Step 6: a program file of a to-be-detected unknown sample is put into the sandbox for operation, and a behavior feature generated in the sandbox is collected.
Step 7: 9 types of behavior features of the to-be-detected sample are calculated to construct a to-be-detected feature vector. The processing method is the same as the step 4, and is to process the to-be-detected sample file into a 160-dimensional feature vector.
Step 8: the to-be-detected sample is detected by using the trained random forest model. The processed feature vector of the to-be-detected file is input to the trained random forest model for detection.
Step 9: a detection result of the sample, that is, a malicious file or a normal file, is output by the random forest. The random forest is an integrated algorithm composed of multiple decision-making trees selected from different features and random samples. It determines whether the to-be-detected file is the malicious file or the normal file via a manner of detecting with the multiple decision-making trees and voting.
Step 10: the training sample database is enriched. The file detected to be the malicious file at a probability of greater than 0.9 is put into a malicious file training sample database, that at a probability of smaller than 0.1 is put into a normal file training sample database, and that at a probability between 0.1-0.9 is detected artificially by a security expert, and may also be used to enrich the training sample database upon the detection.
The above gives a detailed introduction to the technical solutions of a malicious file detection technology based on a random forest algorithm provided by the present invention. In the specification, a specific example is used to describe a principle and an implementation manner of the present invention. The description on the above embodiments is merely helpful to understand a method and a core concept of the present invention. Meanwhile, those of ordinary skill in the art may make a change within a scope of the specific implementation manners and applications according to a concept of the present invention. To sum up, the content in the specification should not be understood as a limit to the present invention.

Claims

What is claimed is:

1. A malicious file detection technology based on a random forest algorithm, wherein the technology comprises the steps of constructing 9 types of behavior features by collecting behavior information such as file information, network information, registry information and process information of a malicious file and a normal file in a sandbox to form a feature vector; the feature vector serves as input data of a machine learning algorithm, a random forest of an integrated algorithm is selected, and a supervised detection model is established; and when behavior data of a new file is generated, the model can accurately and effectively identify whether the file is malicious or not.

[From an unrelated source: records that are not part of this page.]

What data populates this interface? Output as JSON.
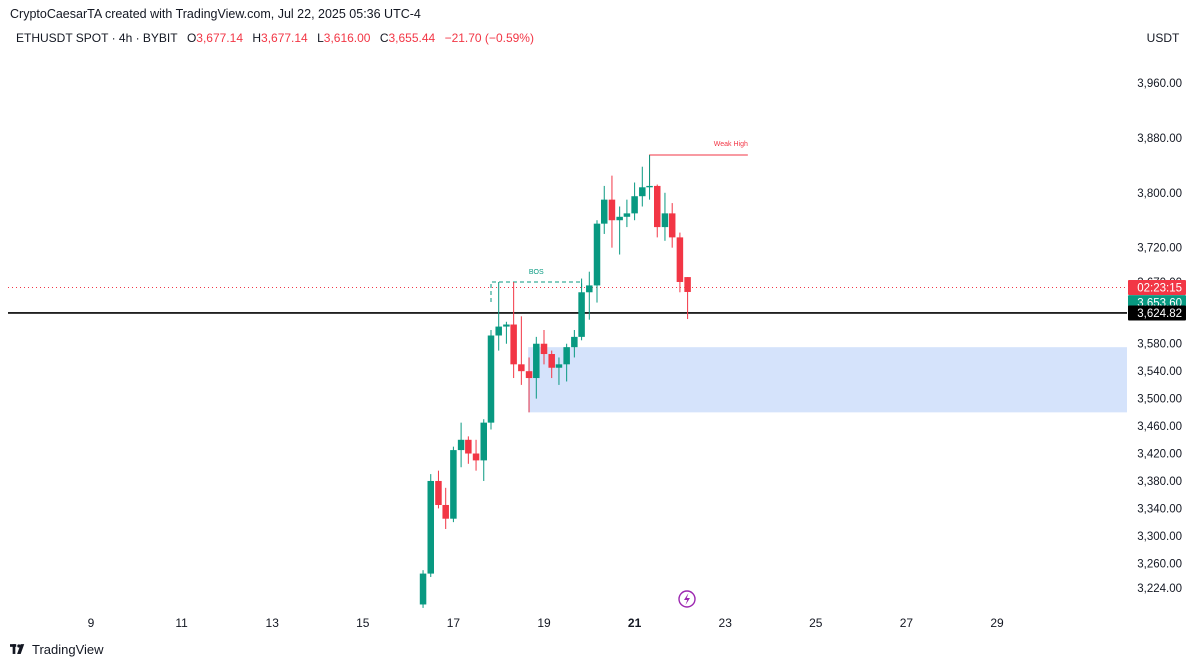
{
  "header": {
    "credit": "CryptoCaesarTA created with TradingView.com, Jul 22, 2025 05:36 UTC-4",
    "symbol": "ETHUSDT SPOT · 4h · BYBIT",
    "open_label": "O",
    "open": "3,677.14",
    "high_label": "H",
    "high": "3,677.14",
    "low_label": "L",
    "low": "3,616.00",
    "close_label": "C",
    "close": "3,655.44",
    "change": "−21.70 (−0.59%)",
    "currency": "USDT"
  },
  "footer": {
    "brand": "TradingView"
  },
  "colors": {
    "up": "#089981",
    "down": "#f23645",
    "zone": "#d5e3fb",
    "bos": "#089981",
    "weak_high": "#f23645",
    "support_line": "#000000",
    "price_line": "#f23645"
  },
  "chart_data": {
    "type": "candlestick",
    "symbol": "ETHUSDT SPOT",
    "interval": "4h",
    "exchange": "BYBIT",
    "x_ticks": [
      "9",
      "11",
      "13",
      "15",
      "17",
      "19",
      "21",
      "23",
      "25",
      "27",
      "29"
    ],
    "y_ticks": [
      "3,960.00",
      "3,880.00",
      "3,800.00",
      "3,720.00",
      "3,670.00",
      "3,580.00",
      "3,540.00",
      "3,500.00",
      "3,460.00",
      "3,420.00",
      "3,380.00",
      "3,340.00",
      "3,300.00",
      "3,260.00",
      "3,224.00"
    ],
    "y_tick_values": [
      3960,
      3880,
      3800,
      3720,
      3670,
      3580,
      3540,
      3500,
      3460,
      3420,
      3380,
      3340,
      3300,
      3260,
      3224
    ],
    "ylim": [
      3200,
      4000
    ],
    "candles": [
      {
        "day": 16.33,
        "o": 3200,
        "h": 3250,
        "l": 3195,
        "c": 3245
      },
      {
        "day": 16.5,
        "o": 3245,
        "h": 3390,
        "l": 3240,
        "c": 3380
      },
      {
        "day": 16.67,
        "o": 3380,
        "h": 3395,
        "l": 3340,
        "c": 3345
      },
      {
        "day": 16.83,
        "o": 3345,
        "h": 3370,
        "l": 3310,
        "c": 3325
      },
      {
        "day": 17.0,
        "o": 3325,
        "h": 3430,
        "l": 3320,
        "c": 3425
      },
      {
        "day": 17.17,
        "o": 3425,
        "h": 3465,
        "l": 3400,
        "c": 3440
      },
      {
        "day": 17.33,
        "o": 3440,
        "h": 3445,
        "l": 3405,
        "c": 3420
      },
      {
        "day": 17.5,
        "o": 3420,
        "h": 3440,
        "l": 3395,
        "c": 3410
      },
      {
        "day": 17.67,
        "o": 3410,
        "h": 3470,
        "l": 3380,
        "c": 3465
      },
      {
        "day": 17.83,
        "o": 3465,
        "h": 3600,
        "l": 3455,
        "c": 3592
      },
      {
        "day": 18.0,
        "o": 3592,
        "h": 3670,
        "l": 3570,
        "c": 3605
      },
      {
        "day": 18.17,
        "o": 3605,
        "h": 3612,
        "l": 3580,
        "c": 3608
      },
      {
        "day": 18.33,
        "o": 3608,
        "h": 3670,
        "l": 3530,
        "c": 3550
      },
      {
        "day": 18.5,
        "o": 3550,
        "h": 3620,
        "l": 3520,
        "c": 3540
      },
      {
        "day": 18.67,
        "o": 3540,
        "h": 3560,
        "l": 3480,
        "c": 3530
      },
      {
        "day": 18.83,
        "o": 3530,
        "h": 3590,
        "l": 3500,
        "c": 3580
      },
      {
        "day": 19.0,
        "o": 3580,
        "h": 3600,
        "l": 3550,
        "c": 3565
      },
      {
        "day": 19.17,
        "o": 3565,
        "h": 3570,
        "l": 3530,
        "c": 3545
      },
      {
        "day": 19.33,
        "o": 3545,
        "h": 3560,
        "l": 3520,
        "c": 3550
      },
      {
        "day": 19.5,
        "o": 3550,
        "h": 3580,
        "l": 3525,
        "c": 3575
      },
      {
        "day": 19.67,
        "o": 3575,
        "h": 3600,
        "l": 3560,
        "c": 3590
      },
      {
        "day": 19.83,
        "o": 3590,
        "h": 3675,
        "l": 3585,
        "c": 3655
      },
      {
        "day": 20.0,
        "o": 3655,
        "h": 3685,
        "l": 3615,
        "c": 3665
      },
      {
        "day": 20.17,
        "o": 3665,
        "h": 3760,
        "l": 3640,
        "c": 3755
      },
      {
        "day": 20.33,
        "o": 3755,
        "h": 3810,
        "l": 3740,
        "c": 3790
      },
      {
        "day": 20.5,
        "o": 3790,
        "h": 3825,
        "l": 3720,
        "c": 3760
      },
      {
        "day": 20.67,
        "o": 3760,
        "h": 3780,
        "l": 3710,
        "c": 3765
      },
      {
        "day": 20.83,
        "o": 3765,
        "h": 3790,
        "l": 3750,
        "c": 3770
      },
      {
        "day": 21.0,
        "o": 3770,
        "h": 3815,
        "l": 3760,
        "c": 3795
      },
      {
        "day": 21.17,
        "o": 3795,
        "h": 3838,
        "l": 3780,
        "c": 3808
      },
      {
        "day": 21.33,
        "o": 3808,
        "h": 3855,
        "l": 3790,
        "c": 3810
      },
      {
        "day": 21.5,
        "o": 3810,
        "h": 3812,
        "l": 3735,
        "c": 3750
      },
      {
        "day": 21.67,
        "o": 3750,
        "h": 3800,
        "l": 3730,
        "c": 3770
      },
      {
        "day": 21.83,
        "o": 3770,
        "h": 3785,
        "l": 3720,
        "c": 3735
      },
      {
        "day": 22.0,
        "o": 3735,
        "h": 3742,
        "l": 3655,
        "c": 3670
      },
      {
        "day": 22.17,
        "o": 3677.14,
        "h": 3677.14,
        "l": 3616.0,
        "c": 3655.44
      }
    ],
    "demand_zone": {
      "from_day": 18.65,
      "to_day": "right-edge",
      "top": 3575,
      "bottom": 3480
    },
    "support_level": 3624.82,
    "bos": {
      "label": "BOS",
      "from_day": 17.83,
      "to_day": 19.83,
      "price": 3670
    },
    "weak_high": {
      "label": "Weak High",
      "from_day": 21.33,
      "to_day": 23.5,
      "price": 3855
    },
    "price_labels": [
      {
        "text": "02:23:15",
        "price": 3662,
        "style": "down"
      },
      {
        "text": "3,653.60",
        "price": 3640,
        "style": "up"
      },
      {
        "text": "3,624.82",
        "price": 3624.82,
        "style": "black"
      }
    ]
  }
}
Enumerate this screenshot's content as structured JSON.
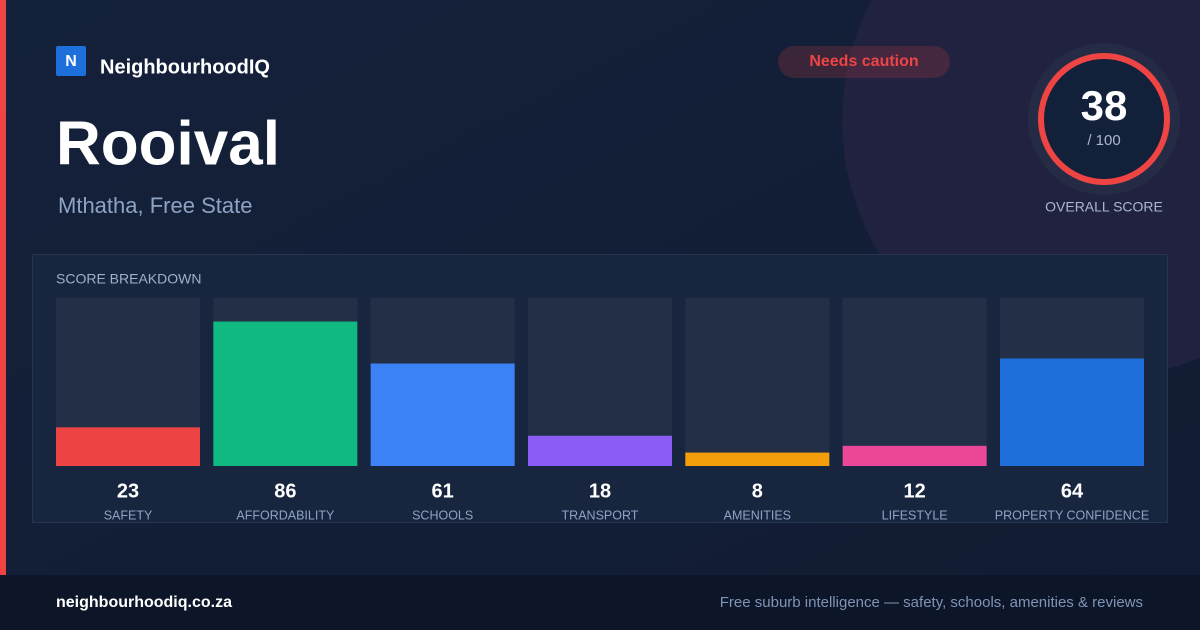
{
  "brand": {
    "logo": "N",
    "name": "NeighbourhoodIQ"
  },
  "badge": "Needs caution",
  "suburb": "Rooival",
  "location": "Mthatha, Free State",
  "overall": {
    "score": 38,
    "max_label": "/ 100",
    "label": "OVERALL SCORE"
  },
  "chart_data": {
    "type": "bar",
    "title": "SCORE BREAKDOWN",
    "categories": [
      "SAFETY",
      "AFFORDABILITY",
      "SCHOOLS",
      "TRANSPORT",
      "AMENITIES",
      "LIFESTYLE",
      "PROPERTY CONFIDENCE"
    ],
    "values": [
      23,
      86,
      61,
      18,
      8,
      12,
      64
    ],
    "colors": [
      "#ef4444",
      "#10b981",
      "#3b82f6",
      "#8b5cf6",
      "#f59e0b",
      "#ec4899",
      "#1d6fdb"
    ],
    "ylim": [
      0,
      100
    ]
  },
  "footer": {
    "site": "neighbourhoodiq.co.za",
    "tagline": "Free suburb intelligence — safety, schools, amenities & reviews"
  }
}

2. The malicious file detection technology based on the random forest algorithm as claimed in claim 1, wherein constructing and installing a sandbox module, collecting all behavior information generated by the malicious sample and the normal sample in the sandbox, and processing the information into 9 types of behavior feature vectors to serve as a training sample feature vector.

3. The malicious file detection technology based on the random forest algorithm as claimed in claim 1, wherein inputting the processed training sample feature vector to the random forest algorithm, learning a supervised classifier, and calculating 9 types of behavior features of a to-be-detected sample to construct a to-be-detected feature vector.